January 9, 2015 / 11:05 PM / 4 years ago

Surrogate mothers do fine in decade following birth

(Reuters Health) - A decade after giving birth, surrogate mothers don’t appear to suffer lasting mental health difficulties as a result of giving away the babies they delivered, a small study suggests.

While previous research has found that depression and other psychological problems can surface in the first weeks and months after birth, less is known about the long-term impact of surrogacy.

A research team surveyed 20 surrogate mothers approximately one year after birth and again 10 years later to assess how their mental health changed over time.

“Findings from the current study suggest that in the longer term surrogates do not experience psychological problems as a result of being a surrogate,” said Dr. Vasanti Jadva, the study’s lead author and a senior research associate at Center for Family Research at the University of Cambridge in the U.K.

“Given that the majority of surrogates still felt very positive about the surrogacy it is not surprising that they were not found to be experiencing psychological problems,” she said.

There are few statistics on the number of babies born through surrogacy. Due to ethical concerns, the practice is illegal in many countries around the world as well as in some U.S. states. But interest in this option continues to grow as more women opt to postpone pregnancy until later in life when fertility wanes, and as more same-sex couples look for ways to start families when they can’t conceive on their own.

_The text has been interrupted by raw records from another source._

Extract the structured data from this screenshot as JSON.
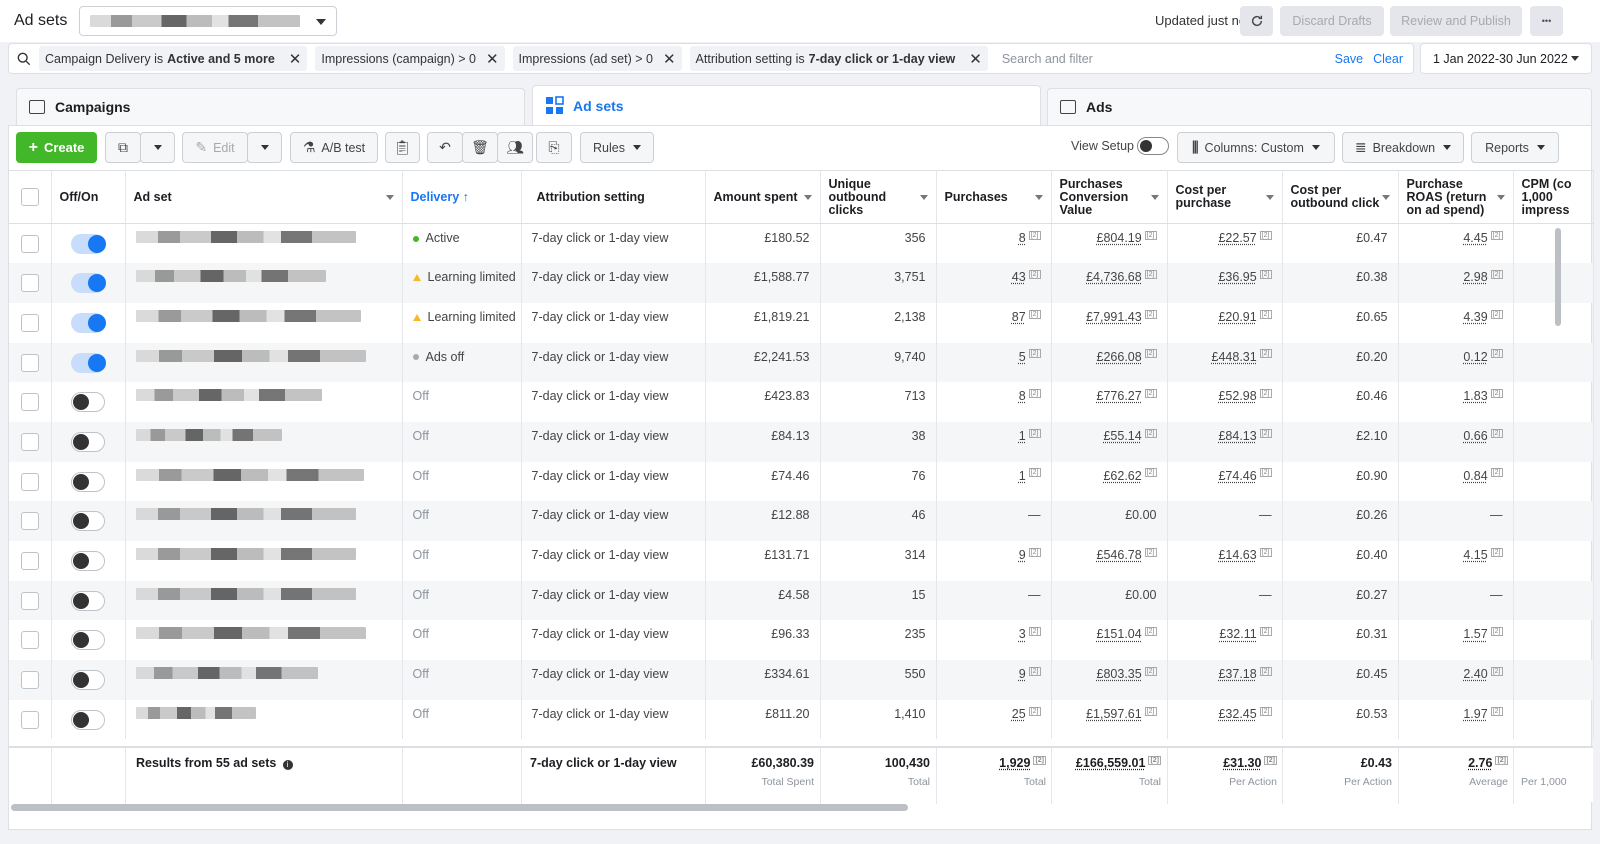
{
  "header": {
    "title": "Ad sets",
    "updated": "Updated just now",
    "discard": "Discard Drafts",
    "review": "Review and Publish",
    "more": "•••"
  },
  "filters": {
    "chips": [
      {
        "pre": "Campaign Delivery is",
        "bold": "Active and 5 more",
        "post": ""
      },
      {
        "pre": "Impressions (campaign) > 0",
        "bold": "",
        "post": ""
      },
      {
        "pre": "Impressions (ad set) > 0",
        "bold": "",
        "post": ""
      },
      {
        "pre": "Attribution setting is",
        "bold": "7-day click or 1-day view",
        "post": ""
      }
    ],
    "placeholder": "Search and filter",
    "save": "Save",
    "clear": "Clear",
    "date_range": "1 Jan 2022-30 Jun 2022"
  },
  "tabs": {
    "campaigns": "Campaigns",
    "adsets": "Ad sets",
    "ads": "Ads"
  },
  "toolbar": {
    "create": "Create",
    "edit": "Edit",
    "ab_test": "A/B test",
    "rules": "Rules",
    "view_setup": "View Setup",
    "columns": "Columns: Custom",
    "breakdown": "Breakdown",
    "reports": "Reports"
  },
  "table": {
    "headers": {
      "onoff": "Off/On",
      "adset": "Ad set",
      "delivery": "Delivery ↑",
      "attribution": "Attribution setting",
      "spent": "Amount spent",
      "clicks": "Unique outbound clicks",
      "purchases": "Purchases",
      "conv_value": "Purchases Conversion Value",
      "cpp": "Cost per purchase",
      "cpoc": "Cost per outbound click",
      "roas": "Purchase ROAS (return on ad spend)",
      "cpm": "CPM (co 1,000 impress"
    },
    "rows": [
      {
        "on": true,
        "delivery": "Active",
        "status": "active",
        "attr": "7-day click or 1-day view",
        "spent": "£180.52",
        "clicks": "356",
        "purchases": "8",
        "value": "£804.19",
        "cpp": "£22.57",
        "cpoc": "£0.47",
        "roas": "4.45"
      },
      {
        "on": true,
        "delivery": "Learning limited",
        "status": "learning",
        "attr": "7-day click or 1-day view",
        "spent": "£1,588.77",
        "clicks": "3,751",
        "purchases": "43",
        "value": "£4,736.68",
        "cpp": "£36.95",
        "cpoc": "£0.38",
        "roas": "2.98"
      },
      {
        "on": true,
        "delivery": "Learning limited",
        "status": "learning",
        "attr": "7-day click or 1-day view",
        "spent": "£1,819.21",
        "clicks": "2,138",
        "purchases": "87",
        "value": "£7,991.43",
        "cpp": "£20.91",
        "cpoc": "£0.65",
        "roas": "4.39"
      },
      {
        "on": true,
        "delivery": "Ads off",
        "status": "adsoff",
        "attr": "7-day click or 1-day view",
        "spent": "£2,241.53",
        "clicks": "9,740",
        "purchases": "5",
        "value": "£266.08",
        "cpp": "£448.31",
        "cpoc": "£0.20",
        "roas": "0.12"
      },
      {
        "on": false,
        "delivery": "Off",
        "status": "off",
        "attr": "7-day click or 1-day view",
        "spent": "£423.83",
        "clicks": "713",
        "purchases": "8",
        "value": "£776.27",
        "cpp": "£52.98",
        "cpoc": "£0.46",
        "roas": "1.83"
      },
      {
        "on": false,
        "delivery": "Off",
        "status": "off",
        "attr": "7-day click or 1-day view",
        "spent": "£84.13",
        "clicks": "38",
        "purchases": "1",
        "value": "£55.14",
        "cpp": "£84.13",
        "cpoc": "£2.10",
        "roas": "0.66"
      },
      {
        "on": false,
        "delivery": "Off",
        "status": "off",
        "attr": "7-day click or 1-day view",
        "spent": "£74.46",
        "clicks": "76",
        "purchases": "1",
        "value": "£62.62",
        "cpp": "£74.46",
        "cpoc": "£0.90",
        "roas": "0.84"
      },
      {
        "on": false,
        "delivery": "Off",
        "status": "off",
        "attr": "7-day click or 1-day view",
        "spent": "£12.88",
        "clicks": "46",
        "purchases": "—",
        "value": "£0.00",
        "cpp": "—",
        "cpoc": "£0.26",
        "roas": "—"
      },
      {
        "on": false,
        "delivery": "Off",
        "status": "off",
        "attr": "7-day click or 1-day view",
        "spent": "£131.71",
        "clicks": "314",
        "purchases": "9",
        "value": "£546.78",
        "cpp": "£14.63",
        "cpoc": "£0.40",
        "roas": "4.15"
      },
      {
        "on": false,
        "delivery": "Off",
        "status": "off",
        "attr": "7-day click or 1-day view",
        "spent": "£4.58",
        "clicks": "15",
        "purchases": "—",
        "value": "£0.00",
        "cpp": "—",
        "cpoc": "£0.27",
        "roas": "—"
      },
      {
        "on": false,
        "delivery": "Off",
        "status": "off",
        "attr": "7-day click or 1-day view",
        "spent": "£96.33",
        "clicks": "235",
        "purchases": "3",
        "value": "£151.04",
        "cpp": "£32.11",
        "cpoc": "£0.31",
        "roas": "1.57"
      },
      {
        "on": false,
        "delivery": "Off",
        "status": "off",
        "attr": "7-day click or 1-day view",
        "spent": "£334.61",
        "clicks": "550",
        "purchases": "9",
        "value": "£803.35",
        "cpp": "£37.18",
        "cpoc": "£0.45",
        "roas": "2.40"
      },
      {
        "on": false,
        "delivery": "Off",
        "status": "off",
        "attr": "7-day click or 1-day view",
        "spent": "£811.20",
        "clicks": "1,410",
        "purchases": "25",
        "value": "£1,597.61",
        "cpp": "£32.45",
        "cpoc": "£0.53",
        "roas": "1.97"
      }
    ],
    "footer": {
      "results": "Results from 55 ad sets",
      "attr": "7-day click or 1-day view",
      "spent": "£60,380.39",
      "spent_sub": "Total Spent",
      "clicks": "100,430",
      "clicks_sub": "Total",
      "purchases": "1,929",
      "purchases_sub": "Total",
      "value": "£166,559.01",
      "value_sub": "Total",
      "cpp": "£31.30",
      "cpp_sub": "Per Action",
      "cpoc": "£0.43",
      "cpoc_sub": "Per Action",
      "roas": "2.76",
      "roas_sub": "Average",
      "cpm_sub": "Per 1,000"
    },
    "sup": "[2]"
  }
}
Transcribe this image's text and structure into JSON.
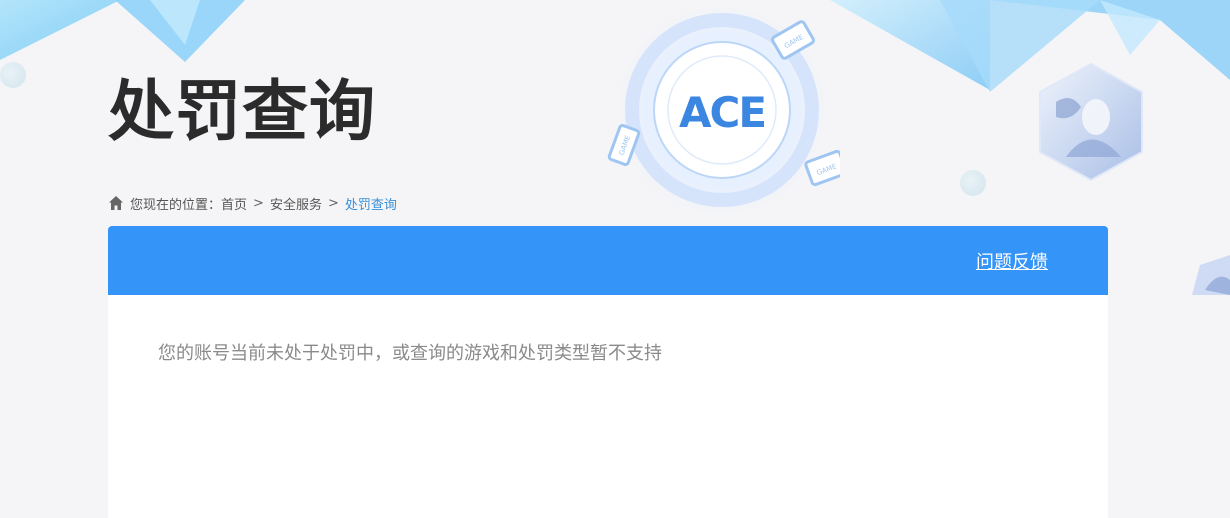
{
  "page": {
    "title": "处罚查询"
  },
  "breadcrumb": {
    "prefix": "您现在的位置：",
    "items": [
      {
        "label": "首页"
      },
      {
        "label": "安全服务"
      },
      {
        "label": "处罚查询"
      }
    ],
    "separator": ">"
  },
  "panel": {
    "feedback_label": "问题反馈",
    "message": "您的账号当前未处于处罚中，或查询的游戏和处罚类型暂不支持"
  },
  "decor": {
    "logo_text": "ACE",
    "game_badge": "GAME"
  },
  "colors": {
    "header_blue": "#3594f8",
    "link_blue": "#3a8fd8",
    "title": "#2b2b2b",
    "message": "#8a8a8a",
    "background": "#f5f5f7"
  }
}
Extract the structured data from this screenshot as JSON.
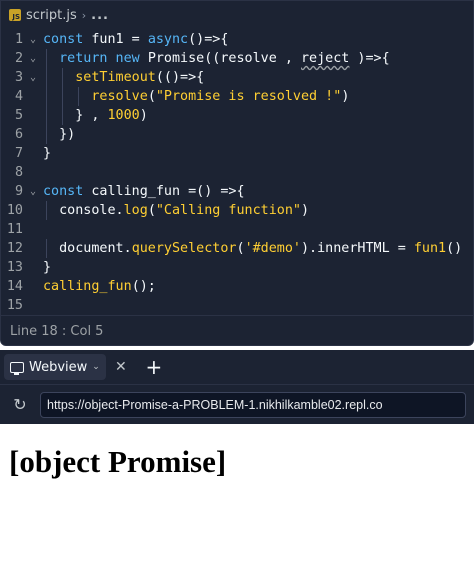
{
  "editor": {
    "breadcrumb": {
      "icon": "js-file-icon",
      "file": "script.js",
      "more": "..."
    },
    "lines": [
      {
        "n": "1",
        "fold": true,
        "indent": 0,
        "tokens": [
          [
            "kw",
            "const "
          ],
          [
            "id",
            "fun1 = "
          ],
          [
            "kw",
            "async"
          ],
          [
            "id",
            "()=>{"
          ]
        ]
      },
      {
        "n": "2",
        "fold": true,
        "indent": 1,
        "tokens": [
          [
            "kw",
            "return new "
          ],
          [
            "id",
            "Promise((resolve , "
          ],
          [
            "sq",
            "reject"
          ],
          [
            "id",
            " )=>{"
          ]
        ]
      },
      {
        "n": "3",
        "fold": true,
        "indent": 2,
        "tokens": [
          [
            "fn",
            "setTimeout"
          ],
          [
            "id",
            "(()=>{"
          ]
        ]
      },
      {
        "n": "4",
        "fold": false,
        "indent": 3,
        "tokens": [
          [
            "fn",
            "resolve"
          ],
          [
            "id",
            "("
          ],
          [
            "str",
            "\"Promise is resolved !\""
          ],
          [
            "id",
            ")"
          ]
        ]
      },
      {
        "n": "5",
        "fold": false,
        "indent": 2,
        "tokens": [
          [
            "id",
            "} , "
          ],
          [
            "num",
            "1000"
          ],
          [
            "id",
            ")"
          ]
        ]
      },
      {
        "n": "6",
        "fold": false,
        "indent": 1,
        "tokens": [
          [
            "id",
            "})"
          ]
        ]
      },
      {
        "n": "7",
        "fold": false,
        "indent": 0,
        "tokens": [
          [
            "id",
            "}"
          ]
        ]
      },
      {
        "n": "8",
        "fold": false,
        "indent": 0,
        "tokens": []
      },
      {
        "n": "9",
        "fold": true,
        "indent": 0,
        "tokens": [
          [
            "kw",
            "const "
          ],
          [
            "id",
            "calling_fun =() =>{"
          ]
        ]
      },
      {
        "n": "10",
        "fold": false,
        "indent": 1,
        "tokens": [
          [
            "id",
            "console."
          ],
          [
            "fn",
            "log"
          ],
          [
            "id",
            "("
          ],
          [
            "str",
            "\"Calling function\""
          ],
          [
            "id",
            ")"
          ]
        ]
      },
      {
        "n": "11",
        "fold": false,
        "indent": 0,
        "tokens": []
      },
      {
        "n": "12",
        "fold": false,
        "indent": 1,
        "tokens": [
          [
            "id",
            "document."
          ],
          [
            "fn",
            "querySelector"
          ],
          [
            "id",
            "("
          ],
          [
            "str",
            "'#demo'"
          ],
          [
            "id",
            ").innerHTML = "
          ],
          [
            "fn",
            "fun1"
          ],
          [
            "id",
            "()"
          ]
        ]
      },
      {
        "n": "13",
        "fold": false,
        "indent": 0,
        "tokens": [
          [
            "id",
            "}"
          ]
        ]
      },
      {
        "n": "14",
        "fold": false,
        "indent": 0,
        "tokens": [
          [
            "fn",
            "calling_fun"
          ],
          [
            "id",
            "();"
          ]
        ]
      },
      {
        "n": "15",
        "fold": false,
        "indent": 0,
        "tokens": []
      }
    ],
    "status": "Line 18 : Col 5"
  },
  "webview": {
    "tab_label": "Webview",
    "tab_icon": "monitor-icon",
    "close_glyph": "✕",
    "new_tab_glyph": "+",
    "reload_glyph": "↻",
    "url": "https://object-Promise-a-PROBLEM-1.nikhilkamble02.repl.co",
    "page_text": "[object Promise]"
  },
  "colors": {
    "editor_bg": "#1c2333",
    "keyword": "#56b6f7",
    "function": "#ffcf33",
    "text": "#f5f9fc",
    "line_number": "#9da2a6"
  }
}
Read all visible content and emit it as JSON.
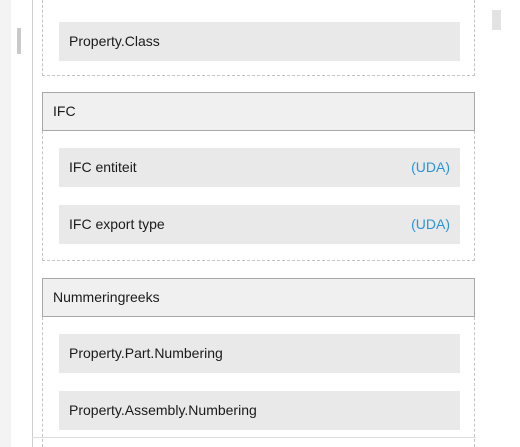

Jadva and colleagues originally surveyed a sample of 34 surrogate mothers in 2003 to see how the women felt about the experience roughly one year after giving birth. A decade later, 20 of the women participated in a follow-up study.

As reported in Human Reproduction, the surrogates were interviewed at home and asked in detail about their relationship with the surrogacy parents and child and their psychological well-being. They also completed questionnaires to assess mental health.

The group included nine genetic surrogacies, which uses the surrogate mother’s egg. The rest were gestational surrogacies, which use implanted embryos.

After a decade, all of the surrogates in the follow-up study had normal or above-average self-esteem, the follow-up study found. None had signs of depression. Three surrogates had been prescribed stimulants or sedatives at some point since the 2003 evaluation. Two of these women were on medication at the time of the follow-up interview.

The majority of the surrogates maintained contact with the surrogacy child as well as with the mother and father raising the child, the follow-up study found.

Of the 15 surrogates who remained in contact with the child, 14 reported that the relationship was positive. Gestational surrogates were more likely than genetic surrogates to feel a special bond to the child.

Due to the small study size, as well as the loss of some surrogates from the original study, the researchers said it’s unclear to what extent the findings would be relevant to other surrogacy arrangements currently being carried out.

It is also possible that the findings might not be applicable outside the U.K., where surrogacy is legally permitted, particularly in places where the practice isn’t legal, the researchers write.

Even though surrogacy looks very different in the U.S. today than it did when this research began years ago in the U.K., the findings still resonate with what many American surrogates may experience, said Dr. Andrea Braverman, an associate professor of obstetrics and gynecology at Sidney Kimmel Medical College of Thomas Jefferson University in Philadelphia.

“This study shows that surrogacy can work well, and it can work well over the long term, but it doesn’t tell us what conditions made this possible,” said Braverman, who wasn’t involved in the new study.

“Personally, when I talk to surrogates after they deliver, they don’t look at it as giving up their baby, because it was never theirs to begin with. It is an amazing, personal life experience that people go through together and the fact that they come out of it feeling positive doesn’t surprise me.”